Advertisement

DWP Chief Proposes Selling L.A. Stake in Coal-Burning Plant

Share via
TIMES STAFF WRITER

As part of his ongoing effort to transform the Department of Water and Power into a competitive business, General Manager S. David Freeman is proposing to sell the city’s share of a massive coal-burning power plant in the Nevada desert and invest $1.7 billion in cleaner facilities in the Los Angeles Basin.

The new 10-year strategic plan approved by the city’s Water and Power Commission on Monday would mark a dramatic restructuring of the department’s power supply, weaning the city off older, more costly and polluting plants.

The department would make a projected $190-million profit by selling its share of the controversial Mohave Generating Station in Nevada, while also avoiding expenditures of $75 million to upgrade the facility to new environmental standards by 2001, officials said.

Advertisement

Freeman says his plan’s focus on rebuilding three local plants--Scattergood, Haynes and Valley--would ultimately cut consumer costs and increase reliability at a time when other areas of California face surging rates, power shortages and even brownouts.

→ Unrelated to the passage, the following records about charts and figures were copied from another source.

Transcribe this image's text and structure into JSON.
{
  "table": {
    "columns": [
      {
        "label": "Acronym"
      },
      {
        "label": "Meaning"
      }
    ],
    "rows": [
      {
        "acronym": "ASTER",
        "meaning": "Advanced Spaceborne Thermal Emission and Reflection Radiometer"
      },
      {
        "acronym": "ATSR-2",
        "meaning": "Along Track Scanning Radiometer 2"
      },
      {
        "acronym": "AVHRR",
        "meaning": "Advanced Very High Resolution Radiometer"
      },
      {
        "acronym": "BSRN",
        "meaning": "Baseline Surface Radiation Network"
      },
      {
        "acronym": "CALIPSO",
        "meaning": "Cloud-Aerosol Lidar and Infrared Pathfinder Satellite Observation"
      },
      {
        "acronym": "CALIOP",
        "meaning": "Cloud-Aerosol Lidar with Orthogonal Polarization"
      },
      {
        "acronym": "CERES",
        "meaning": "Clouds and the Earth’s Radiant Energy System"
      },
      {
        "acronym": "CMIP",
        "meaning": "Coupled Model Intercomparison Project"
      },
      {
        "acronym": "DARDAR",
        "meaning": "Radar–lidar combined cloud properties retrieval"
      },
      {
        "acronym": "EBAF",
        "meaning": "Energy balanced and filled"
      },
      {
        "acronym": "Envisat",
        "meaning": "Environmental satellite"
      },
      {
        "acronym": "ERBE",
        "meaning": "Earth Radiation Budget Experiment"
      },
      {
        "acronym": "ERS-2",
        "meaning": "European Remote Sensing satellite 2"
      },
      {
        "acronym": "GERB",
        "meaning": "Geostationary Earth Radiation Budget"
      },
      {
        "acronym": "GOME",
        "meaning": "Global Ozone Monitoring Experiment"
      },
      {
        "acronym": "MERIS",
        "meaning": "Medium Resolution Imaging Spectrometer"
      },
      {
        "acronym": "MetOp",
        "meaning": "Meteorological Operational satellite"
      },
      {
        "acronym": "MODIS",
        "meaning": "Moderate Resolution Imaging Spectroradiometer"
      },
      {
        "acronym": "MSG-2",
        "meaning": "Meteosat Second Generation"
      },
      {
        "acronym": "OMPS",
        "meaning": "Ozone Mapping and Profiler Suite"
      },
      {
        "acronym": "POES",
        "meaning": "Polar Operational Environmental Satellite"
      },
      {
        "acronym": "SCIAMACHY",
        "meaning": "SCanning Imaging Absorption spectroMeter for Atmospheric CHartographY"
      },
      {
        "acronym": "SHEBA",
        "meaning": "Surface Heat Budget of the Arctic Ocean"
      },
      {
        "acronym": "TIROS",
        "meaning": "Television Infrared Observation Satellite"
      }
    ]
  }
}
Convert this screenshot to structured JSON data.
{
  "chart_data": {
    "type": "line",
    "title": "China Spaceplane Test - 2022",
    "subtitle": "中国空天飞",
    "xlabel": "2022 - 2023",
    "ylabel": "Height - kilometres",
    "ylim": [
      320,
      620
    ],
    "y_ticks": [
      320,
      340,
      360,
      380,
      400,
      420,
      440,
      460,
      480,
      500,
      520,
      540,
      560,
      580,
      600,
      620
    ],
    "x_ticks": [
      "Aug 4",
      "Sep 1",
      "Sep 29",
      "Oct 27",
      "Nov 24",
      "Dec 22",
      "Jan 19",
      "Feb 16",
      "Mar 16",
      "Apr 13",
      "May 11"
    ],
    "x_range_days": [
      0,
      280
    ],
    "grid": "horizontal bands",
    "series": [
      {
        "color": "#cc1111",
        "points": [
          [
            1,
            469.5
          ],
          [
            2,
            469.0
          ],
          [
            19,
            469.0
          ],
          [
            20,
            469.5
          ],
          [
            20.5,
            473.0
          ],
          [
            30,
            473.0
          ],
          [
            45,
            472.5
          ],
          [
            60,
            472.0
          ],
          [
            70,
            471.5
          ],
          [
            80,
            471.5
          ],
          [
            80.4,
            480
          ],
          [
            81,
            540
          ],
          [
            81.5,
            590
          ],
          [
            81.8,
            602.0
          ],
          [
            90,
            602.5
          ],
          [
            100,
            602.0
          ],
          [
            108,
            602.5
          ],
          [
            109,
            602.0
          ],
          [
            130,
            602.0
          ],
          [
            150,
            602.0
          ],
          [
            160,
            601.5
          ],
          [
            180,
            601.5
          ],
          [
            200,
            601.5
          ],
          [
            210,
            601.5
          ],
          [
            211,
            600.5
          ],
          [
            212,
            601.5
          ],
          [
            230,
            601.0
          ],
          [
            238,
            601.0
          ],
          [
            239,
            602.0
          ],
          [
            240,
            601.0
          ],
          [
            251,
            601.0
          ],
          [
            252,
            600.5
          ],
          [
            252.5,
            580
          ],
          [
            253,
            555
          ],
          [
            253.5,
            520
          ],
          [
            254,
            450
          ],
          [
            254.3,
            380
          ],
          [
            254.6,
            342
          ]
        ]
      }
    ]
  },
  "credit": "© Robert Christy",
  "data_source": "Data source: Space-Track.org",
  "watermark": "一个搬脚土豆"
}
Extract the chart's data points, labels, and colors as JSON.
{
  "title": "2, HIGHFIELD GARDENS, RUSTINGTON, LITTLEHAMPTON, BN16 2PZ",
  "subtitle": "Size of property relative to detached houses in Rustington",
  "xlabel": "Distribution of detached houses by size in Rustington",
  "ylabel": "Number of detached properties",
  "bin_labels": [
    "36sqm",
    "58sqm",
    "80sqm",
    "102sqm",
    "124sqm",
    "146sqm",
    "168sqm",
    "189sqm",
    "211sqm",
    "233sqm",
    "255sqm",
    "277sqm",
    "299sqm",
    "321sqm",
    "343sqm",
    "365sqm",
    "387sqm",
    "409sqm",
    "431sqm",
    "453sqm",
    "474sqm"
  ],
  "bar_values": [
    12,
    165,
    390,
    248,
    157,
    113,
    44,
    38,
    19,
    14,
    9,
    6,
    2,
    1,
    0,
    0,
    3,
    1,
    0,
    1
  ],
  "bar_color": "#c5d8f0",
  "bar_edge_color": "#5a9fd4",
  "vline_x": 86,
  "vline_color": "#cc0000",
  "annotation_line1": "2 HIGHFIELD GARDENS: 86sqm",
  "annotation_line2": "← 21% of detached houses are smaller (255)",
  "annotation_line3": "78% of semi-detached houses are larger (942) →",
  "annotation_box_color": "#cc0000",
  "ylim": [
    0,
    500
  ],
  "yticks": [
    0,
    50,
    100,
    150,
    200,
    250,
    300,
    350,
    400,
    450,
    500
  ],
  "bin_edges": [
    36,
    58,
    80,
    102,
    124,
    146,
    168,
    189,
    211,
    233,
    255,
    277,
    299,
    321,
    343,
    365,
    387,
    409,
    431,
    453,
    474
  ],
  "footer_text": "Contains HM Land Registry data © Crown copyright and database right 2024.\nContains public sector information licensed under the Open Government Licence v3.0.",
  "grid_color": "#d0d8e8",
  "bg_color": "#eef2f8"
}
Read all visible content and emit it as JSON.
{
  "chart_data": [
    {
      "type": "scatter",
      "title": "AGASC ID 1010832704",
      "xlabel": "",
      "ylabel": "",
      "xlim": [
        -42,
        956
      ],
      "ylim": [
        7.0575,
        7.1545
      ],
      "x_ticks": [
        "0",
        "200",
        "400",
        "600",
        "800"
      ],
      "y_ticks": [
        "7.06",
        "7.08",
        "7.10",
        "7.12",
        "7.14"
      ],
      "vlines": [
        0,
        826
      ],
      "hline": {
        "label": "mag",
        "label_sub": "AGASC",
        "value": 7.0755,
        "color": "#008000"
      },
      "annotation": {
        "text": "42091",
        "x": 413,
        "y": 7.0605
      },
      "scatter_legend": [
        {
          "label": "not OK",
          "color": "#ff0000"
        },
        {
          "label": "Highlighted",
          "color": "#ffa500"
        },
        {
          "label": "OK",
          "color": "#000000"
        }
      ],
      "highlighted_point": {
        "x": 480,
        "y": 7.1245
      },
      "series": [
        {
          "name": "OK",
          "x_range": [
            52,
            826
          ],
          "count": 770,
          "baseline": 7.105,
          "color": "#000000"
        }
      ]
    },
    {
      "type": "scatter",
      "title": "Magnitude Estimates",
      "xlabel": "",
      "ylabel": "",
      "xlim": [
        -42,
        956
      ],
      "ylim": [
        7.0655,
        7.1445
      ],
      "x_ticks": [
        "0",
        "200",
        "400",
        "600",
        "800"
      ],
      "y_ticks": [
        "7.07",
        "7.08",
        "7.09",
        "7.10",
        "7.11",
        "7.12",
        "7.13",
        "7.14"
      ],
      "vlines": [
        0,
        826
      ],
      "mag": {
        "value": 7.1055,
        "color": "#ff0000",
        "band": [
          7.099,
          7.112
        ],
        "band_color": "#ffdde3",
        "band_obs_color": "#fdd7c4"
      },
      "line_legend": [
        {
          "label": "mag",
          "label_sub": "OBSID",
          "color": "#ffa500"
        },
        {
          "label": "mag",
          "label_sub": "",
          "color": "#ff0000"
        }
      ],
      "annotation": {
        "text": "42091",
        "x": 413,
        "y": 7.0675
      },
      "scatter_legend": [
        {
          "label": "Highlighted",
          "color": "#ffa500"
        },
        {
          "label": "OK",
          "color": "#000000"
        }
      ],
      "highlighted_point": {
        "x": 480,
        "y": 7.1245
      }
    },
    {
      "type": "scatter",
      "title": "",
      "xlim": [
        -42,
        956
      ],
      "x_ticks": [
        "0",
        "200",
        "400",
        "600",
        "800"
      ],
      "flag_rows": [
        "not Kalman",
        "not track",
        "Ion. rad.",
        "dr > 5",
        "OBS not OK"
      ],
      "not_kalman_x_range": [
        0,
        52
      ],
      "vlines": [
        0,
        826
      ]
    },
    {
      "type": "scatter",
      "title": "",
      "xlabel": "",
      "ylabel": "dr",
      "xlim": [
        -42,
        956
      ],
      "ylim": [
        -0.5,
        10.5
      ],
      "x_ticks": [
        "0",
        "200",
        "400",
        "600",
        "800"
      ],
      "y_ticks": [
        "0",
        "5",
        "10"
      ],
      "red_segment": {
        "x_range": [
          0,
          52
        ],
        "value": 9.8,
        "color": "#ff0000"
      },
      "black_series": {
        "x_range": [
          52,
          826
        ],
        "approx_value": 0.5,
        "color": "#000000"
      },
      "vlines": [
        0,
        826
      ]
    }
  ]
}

“What we are planning is [to build] a whole new power plant at the site of the old one,” Freeman told the four commissioners Monday morning. “We’ll use the land, the infrastructure, the pipelines to the plant.”

He calls the 2000 Integrated Resource Plan “the most important item” since he began cost-cutting and layoffs two years ago, reducing the department’s debt by $2 billion.

Advertisement

Councilwoman Ruth Galanter, who chairs the committee that oversees the DWP, said the plan probably will be adopted by the City Council, but that some city staff object to selling the Mohave plant. She said the city makes a good profit marketing surplus power from the workhorse facility.

“Remember when San Francisco had that 103-temperature day?” said Galanter. “We made $5 million that day.”

Michael Gorfain, senior analyst for the city’s Office of Administrative Research and Services, said he needs more information from Freeman, but he has concerns about selling the DWP’s stake in the plant. “We are not convinced that you have to sell Mohave to fund the other improvements,” he said. “And because it’s sold to a private company, who will still operate it? How will it help the environment?”

Advertisement

The Mohave plant is the single largest source of sulfur dioxide pollution in the Southwest, and environmentalists say it is partly responsible for the haze over the Grand Canyon, about 75 miles away.

The DWP owns 20% of the facility, and must sell by September to get in on a deal struck by Southern California Edison Co. and Nevada Power Co., which are unloading their stakes to AES Corp. at a relatively high $600 per kilowatt the plant is capable of producing.

Although the DWP still gets far more power from a coal-burning facility in Utah, Freeman said the city should step away from such polluters when financially feasible.

“There is a smell of hypocrisy to say: ‘We’re not polluters. We get our power from a polluting plant in Nevada, but we’re clean,’ ” said Freeman.

Meanwhile, most city staff seems to support the rebuilding of the three Los Angeles plants, according to Galanter and Gorfain.

The Valley Generating Station would be complete in the spring of 2004, followed by Haynes in 2006 and Scattergood in 2008.

Advertisement

All three would cut nitrogen oxide emissions by 65% using new technology, Freeman said.

Although the plants are fueled by cleaner-burning natural gas, they are outdated and will become obsolete as environmental standards grow more strict. The new facilities will be more efficient, in part, by reusing excess heat that is now lost to the atmosphere.

The plan must pass the City Council and will go to Galanter’s Commerce, Energy and Natural Resources Committee on Aug. 1.